Fin de la crise budgétaire américaine : Soulagement aux Etats-Unis et dans le monde






Jawad Kerdoudi
Jawad Kerdoudi
Le Congrès américain dans la nuit de 16 Octobre 2013 a mis fin à la crise budgétaire en relevant le plafond de la dette et en autorisant le financement du gouvernement. De ce fait le « Shutdown » est terminé, et les 900.000 fonctionnaires qui avaient déserté leurs bureaux le 1er Octobre 2013 ont repris le travail le 17 Octobre. Selon l’Agence Standard & Poor’s la fermeture partielle du gouvernement américain a coûté au pays une baisse de 0,6 point de croissance du quatrième trimestre 2013 et un montant de 24 milliards de $.

Cette victoire incontournable de Obama est dûe à la fermeté du Président qui a refusé tout compromis avec les Républicains. Ces derniers sous l’impulsion du « Tea Party » ont exercé un véritable chantage sur la Maison blanche : pas de vote du budget, pas de déplafonnement de la dette sans un report de l’Obamacare, l’assurance maladie introduite en 2010 et qui devait entrer en application le 1er Octobre 2013. Ce n’est  pas la première fois que le Président Obama est entré en conflit avec les Républicains, puisque pendant l’été 2011 il a été obligé d’opérer des coupes sombres dans le budget fédéral. Le Président Obama n’a cessé durant les 16 jours du « Shutdown » de dénoncer la « prise d’otages » et « les demandes de rançons » des Républicains. Il a refusé de négocier le crédit et la réputation des Etats-Unis. D’ailleurs 74 % des américains ont rendu les Républicains responsables du « Shutdown ». Le Président Obama a déploré qu’il est obligé de gouverner le pays « d’une crise à l’autre », ce qui est préjudiciable à l’intérêt des Etats-Unis aussi bien sur le plan intérieur qu’extérieur.

Il faut noter que l’accord arraché aux Républicains est de portée limitée. En effet, le financement du budget fédéral n’est assuré que jusqu’au 15 Janvier 2014, et le déplafonnement de la dette jusqu’au 7 Février 2014. L’accord a cependant décidé la création d’une Commission bi-partite qui devrait trouver un compromis avant le 13 Décembre 2013 sur l’architecture du budget à long terme. Le choix des dates 15 Janvier et 7 Février a été causé par le souci d’éviter la collision entre le « Shutdown » et le déplafonnement du budget fédéral. Il n’en demeure pas moins que si l’Obamacare n’a pas été touché pour le moment, le problème risque de nouveau d’être posé début 2014.

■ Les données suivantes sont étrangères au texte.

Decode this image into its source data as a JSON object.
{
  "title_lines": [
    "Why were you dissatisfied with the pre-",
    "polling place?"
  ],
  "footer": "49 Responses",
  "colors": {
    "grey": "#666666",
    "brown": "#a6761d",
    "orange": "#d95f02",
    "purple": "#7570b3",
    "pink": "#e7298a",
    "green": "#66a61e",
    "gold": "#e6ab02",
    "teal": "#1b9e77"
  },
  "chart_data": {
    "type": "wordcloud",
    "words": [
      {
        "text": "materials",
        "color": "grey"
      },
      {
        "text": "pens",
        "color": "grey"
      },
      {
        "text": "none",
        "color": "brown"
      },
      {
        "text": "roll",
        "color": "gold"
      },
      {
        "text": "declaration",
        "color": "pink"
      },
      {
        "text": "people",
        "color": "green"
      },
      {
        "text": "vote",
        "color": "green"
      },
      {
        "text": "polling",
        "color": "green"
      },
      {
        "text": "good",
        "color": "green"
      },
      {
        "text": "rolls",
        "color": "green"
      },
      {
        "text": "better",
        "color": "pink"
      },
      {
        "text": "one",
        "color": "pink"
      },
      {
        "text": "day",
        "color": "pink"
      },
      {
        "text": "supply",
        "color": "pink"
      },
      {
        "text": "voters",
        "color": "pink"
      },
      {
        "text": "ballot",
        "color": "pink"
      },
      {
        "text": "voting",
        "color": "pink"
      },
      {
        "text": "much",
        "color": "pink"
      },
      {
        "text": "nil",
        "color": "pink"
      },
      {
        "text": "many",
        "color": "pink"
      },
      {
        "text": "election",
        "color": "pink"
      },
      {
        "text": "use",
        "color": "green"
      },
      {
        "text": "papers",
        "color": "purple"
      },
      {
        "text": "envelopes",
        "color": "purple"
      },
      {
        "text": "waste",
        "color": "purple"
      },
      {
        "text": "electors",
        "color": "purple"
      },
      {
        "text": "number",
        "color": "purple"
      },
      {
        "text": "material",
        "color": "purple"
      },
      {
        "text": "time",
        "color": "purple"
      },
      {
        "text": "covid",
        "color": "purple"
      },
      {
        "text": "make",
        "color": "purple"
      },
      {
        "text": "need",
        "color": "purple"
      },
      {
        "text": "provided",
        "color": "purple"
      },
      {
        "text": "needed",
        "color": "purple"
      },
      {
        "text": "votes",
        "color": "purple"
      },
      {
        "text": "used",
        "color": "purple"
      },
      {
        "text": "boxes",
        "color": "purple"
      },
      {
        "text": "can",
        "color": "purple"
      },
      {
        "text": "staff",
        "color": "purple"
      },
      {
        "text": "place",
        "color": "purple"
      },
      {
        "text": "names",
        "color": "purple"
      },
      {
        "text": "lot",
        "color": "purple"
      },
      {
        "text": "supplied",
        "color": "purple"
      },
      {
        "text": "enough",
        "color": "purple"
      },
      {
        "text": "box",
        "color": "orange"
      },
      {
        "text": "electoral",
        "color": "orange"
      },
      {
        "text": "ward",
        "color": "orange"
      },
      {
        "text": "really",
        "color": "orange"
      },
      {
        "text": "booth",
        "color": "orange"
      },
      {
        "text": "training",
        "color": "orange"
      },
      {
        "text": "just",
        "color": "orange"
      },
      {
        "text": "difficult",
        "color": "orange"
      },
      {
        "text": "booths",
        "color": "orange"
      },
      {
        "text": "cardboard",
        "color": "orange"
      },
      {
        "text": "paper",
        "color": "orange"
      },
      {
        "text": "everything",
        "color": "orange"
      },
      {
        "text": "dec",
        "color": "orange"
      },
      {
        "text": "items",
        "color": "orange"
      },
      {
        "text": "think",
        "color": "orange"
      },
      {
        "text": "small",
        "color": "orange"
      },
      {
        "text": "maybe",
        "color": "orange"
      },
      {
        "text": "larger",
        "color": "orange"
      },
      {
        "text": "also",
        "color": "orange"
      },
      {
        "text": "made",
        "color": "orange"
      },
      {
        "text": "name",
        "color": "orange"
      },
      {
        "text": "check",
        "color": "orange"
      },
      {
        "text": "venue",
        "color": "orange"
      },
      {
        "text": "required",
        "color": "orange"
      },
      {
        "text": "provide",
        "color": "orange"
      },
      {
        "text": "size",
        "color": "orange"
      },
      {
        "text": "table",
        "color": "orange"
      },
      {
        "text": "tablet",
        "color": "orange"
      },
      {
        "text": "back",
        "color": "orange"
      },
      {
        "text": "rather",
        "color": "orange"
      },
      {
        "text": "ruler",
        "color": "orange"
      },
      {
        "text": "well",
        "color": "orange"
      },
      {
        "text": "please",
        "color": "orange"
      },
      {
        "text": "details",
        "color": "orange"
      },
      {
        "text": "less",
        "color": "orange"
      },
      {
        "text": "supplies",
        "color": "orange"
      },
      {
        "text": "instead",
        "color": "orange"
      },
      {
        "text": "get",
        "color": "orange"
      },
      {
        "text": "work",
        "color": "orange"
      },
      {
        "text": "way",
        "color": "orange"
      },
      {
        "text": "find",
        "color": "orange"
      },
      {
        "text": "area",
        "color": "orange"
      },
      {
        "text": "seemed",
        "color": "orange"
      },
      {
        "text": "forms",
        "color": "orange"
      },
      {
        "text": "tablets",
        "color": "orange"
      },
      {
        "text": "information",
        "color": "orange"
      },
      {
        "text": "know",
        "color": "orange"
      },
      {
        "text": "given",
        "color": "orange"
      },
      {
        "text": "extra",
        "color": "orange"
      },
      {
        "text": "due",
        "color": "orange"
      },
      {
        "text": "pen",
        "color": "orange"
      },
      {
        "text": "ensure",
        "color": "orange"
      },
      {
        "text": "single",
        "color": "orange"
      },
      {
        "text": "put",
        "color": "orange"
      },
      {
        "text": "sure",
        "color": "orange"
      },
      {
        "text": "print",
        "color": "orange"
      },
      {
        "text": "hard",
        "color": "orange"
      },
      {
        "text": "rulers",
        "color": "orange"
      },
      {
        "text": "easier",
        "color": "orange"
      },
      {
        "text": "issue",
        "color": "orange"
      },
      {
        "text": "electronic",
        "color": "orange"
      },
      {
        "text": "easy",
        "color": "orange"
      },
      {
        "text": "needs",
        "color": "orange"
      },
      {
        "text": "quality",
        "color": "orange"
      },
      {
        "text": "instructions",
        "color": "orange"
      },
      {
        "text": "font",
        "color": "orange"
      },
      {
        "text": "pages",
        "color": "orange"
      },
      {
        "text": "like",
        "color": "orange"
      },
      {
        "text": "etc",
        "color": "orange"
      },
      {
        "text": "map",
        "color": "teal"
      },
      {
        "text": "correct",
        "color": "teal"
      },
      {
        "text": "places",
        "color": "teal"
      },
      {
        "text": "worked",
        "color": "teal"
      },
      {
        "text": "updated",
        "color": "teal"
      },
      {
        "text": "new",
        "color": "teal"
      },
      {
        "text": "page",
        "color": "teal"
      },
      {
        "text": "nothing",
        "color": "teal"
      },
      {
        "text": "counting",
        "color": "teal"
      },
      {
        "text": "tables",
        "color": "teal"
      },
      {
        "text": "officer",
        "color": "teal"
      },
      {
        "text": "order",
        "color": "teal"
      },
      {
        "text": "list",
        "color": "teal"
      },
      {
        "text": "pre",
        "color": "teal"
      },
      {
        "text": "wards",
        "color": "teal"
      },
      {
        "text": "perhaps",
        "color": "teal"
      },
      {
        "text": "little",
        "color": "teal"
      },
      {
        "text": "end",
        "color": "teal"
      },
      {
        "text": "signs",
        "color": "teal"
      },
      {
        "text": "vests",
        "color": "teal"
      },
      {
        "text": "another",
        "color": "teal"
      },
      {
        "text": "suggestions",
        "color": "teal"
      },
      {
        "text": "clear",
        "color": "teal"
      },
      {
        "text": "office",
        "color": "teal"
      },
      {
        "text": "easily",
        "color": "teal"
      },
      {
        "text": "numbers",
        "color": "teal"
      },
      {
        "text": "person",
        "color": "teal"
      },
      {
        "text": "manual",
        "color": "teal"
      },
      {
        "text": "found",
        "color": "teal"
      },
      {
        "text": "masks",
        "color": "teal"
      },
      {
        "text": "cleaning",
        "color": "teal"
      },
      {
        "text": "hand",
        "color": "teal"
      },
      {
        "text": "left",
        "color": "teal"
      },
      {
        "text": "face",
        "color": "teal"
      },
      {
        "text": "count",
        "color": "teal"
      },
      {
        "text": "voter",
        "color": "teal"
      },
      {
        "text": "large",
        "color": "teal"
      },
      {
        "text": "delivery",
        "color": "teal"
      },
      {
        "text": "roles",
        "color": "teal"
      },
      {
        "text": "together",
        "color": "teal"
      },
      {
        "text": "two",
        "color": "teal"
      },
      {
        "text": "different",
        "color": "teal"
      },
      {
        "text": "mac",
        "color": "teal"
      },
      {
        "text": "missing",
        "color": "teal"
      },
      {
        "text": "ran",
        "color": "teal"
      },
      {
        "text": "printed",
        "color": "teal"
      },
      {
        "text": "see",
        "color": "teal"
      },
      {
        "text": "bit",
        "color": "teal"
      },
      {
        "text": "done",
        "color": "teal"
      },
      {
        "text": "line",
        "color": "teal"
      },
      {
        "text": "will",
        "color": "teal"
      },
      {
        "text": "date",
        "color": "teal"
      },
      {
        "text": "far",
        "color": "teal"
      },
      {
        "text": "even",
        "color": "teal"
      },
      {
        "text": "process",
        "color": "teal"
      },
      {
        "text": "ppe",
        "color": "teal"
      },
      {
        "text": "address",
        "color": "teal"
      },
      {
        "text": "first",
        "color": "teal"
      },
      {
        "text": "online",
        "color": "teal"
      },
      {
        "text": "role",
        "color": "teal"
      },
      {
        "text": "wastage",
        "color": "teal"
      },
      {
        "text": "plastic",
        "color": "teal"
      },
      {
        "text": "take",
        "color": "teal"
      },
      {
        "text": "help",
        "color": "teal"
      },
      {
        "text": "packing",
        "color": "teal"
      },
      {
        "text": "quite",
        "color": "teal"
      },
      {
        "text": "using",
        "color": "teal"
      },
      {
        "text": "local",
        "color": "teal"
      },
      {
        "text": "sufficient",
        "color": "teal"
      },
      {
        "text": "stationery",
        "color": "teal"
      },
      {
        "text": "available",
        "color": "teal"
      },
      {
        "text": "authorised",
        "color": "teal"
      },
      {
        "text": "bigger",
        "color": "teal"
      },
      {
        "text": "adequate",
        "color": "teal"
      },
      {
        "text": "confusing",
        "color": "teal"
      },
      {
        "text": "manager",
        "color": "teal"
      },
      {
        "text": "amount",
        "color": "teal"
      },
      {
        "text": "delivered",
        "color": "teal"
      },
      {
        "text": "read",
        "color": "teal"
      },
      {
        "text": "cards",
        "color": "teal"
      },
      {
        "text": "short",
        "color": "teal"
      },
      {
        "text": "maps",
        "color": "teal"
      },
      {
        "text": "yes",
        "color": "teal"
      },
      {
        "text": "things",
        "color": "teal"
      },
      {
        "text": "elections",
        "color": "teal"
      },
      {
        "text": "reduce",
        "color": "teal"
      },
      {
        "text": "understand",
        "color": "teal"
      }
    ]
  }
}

Cette situation préjudiciable aux Etats-Unis sur le plan intérieur et extérieur est dûe au fait que si le Parti démocrate (celui du Président Obama) est majoritaire au Sénat, il ne l’est pas à la Chambre des Représentants. Or la Constitution américaine octroit le pouvoir législatif au Congrès, et aucune loi ne peut passer sans son accord. Il faut espérer qu’aux prochaines élections législatives de mi-mandat de Novembre 2014, le parti démocrate puisse gagner également la majorité à la Chambre des Représentants. Ce qui est loin d’être garanti, car la société américaine est traversée par un fort courant qu’on peut qualifier « d’extrême droite ». Ce courant est généreusement financé par certains milliardaires américains, tels que les Frères Koch qui disposent d’une fortune de 36 milliards de $ chacun. Les moyens utilisés sont des officines tels que Freedom partners, Génération opportunity, Héritage, ou Americans for prosperity, qui a été l’artisan de la victoire des extrémistes du « Tea Party ».

Les américains sont également inondés de spots TV, d’études et de sondages orientés. Les idées véhiculées par ce courant sont : refus de toute intervention de l’Etat dans l’économie (moins d’Etat), services sociaux et impôts minimum (lutte acharnée contre l’Obamacare) opposition à toute réglementation environnementale (négation du réchauffement climatique).
Vu de l’extérieur, on ne peut que souhaiter la victoire du parti démocrate aux prochaines élections législatives de Novembre 2014. L’extrême droite américaine comme d’ailleurs européenne, véhicule des idées dangereuses pour la paix sociale intérieure, et belliqueuse sur le plan international.

Jawad Kerdoudi
Président de l’IMRI
(Institut Marocain des Relations Internationales)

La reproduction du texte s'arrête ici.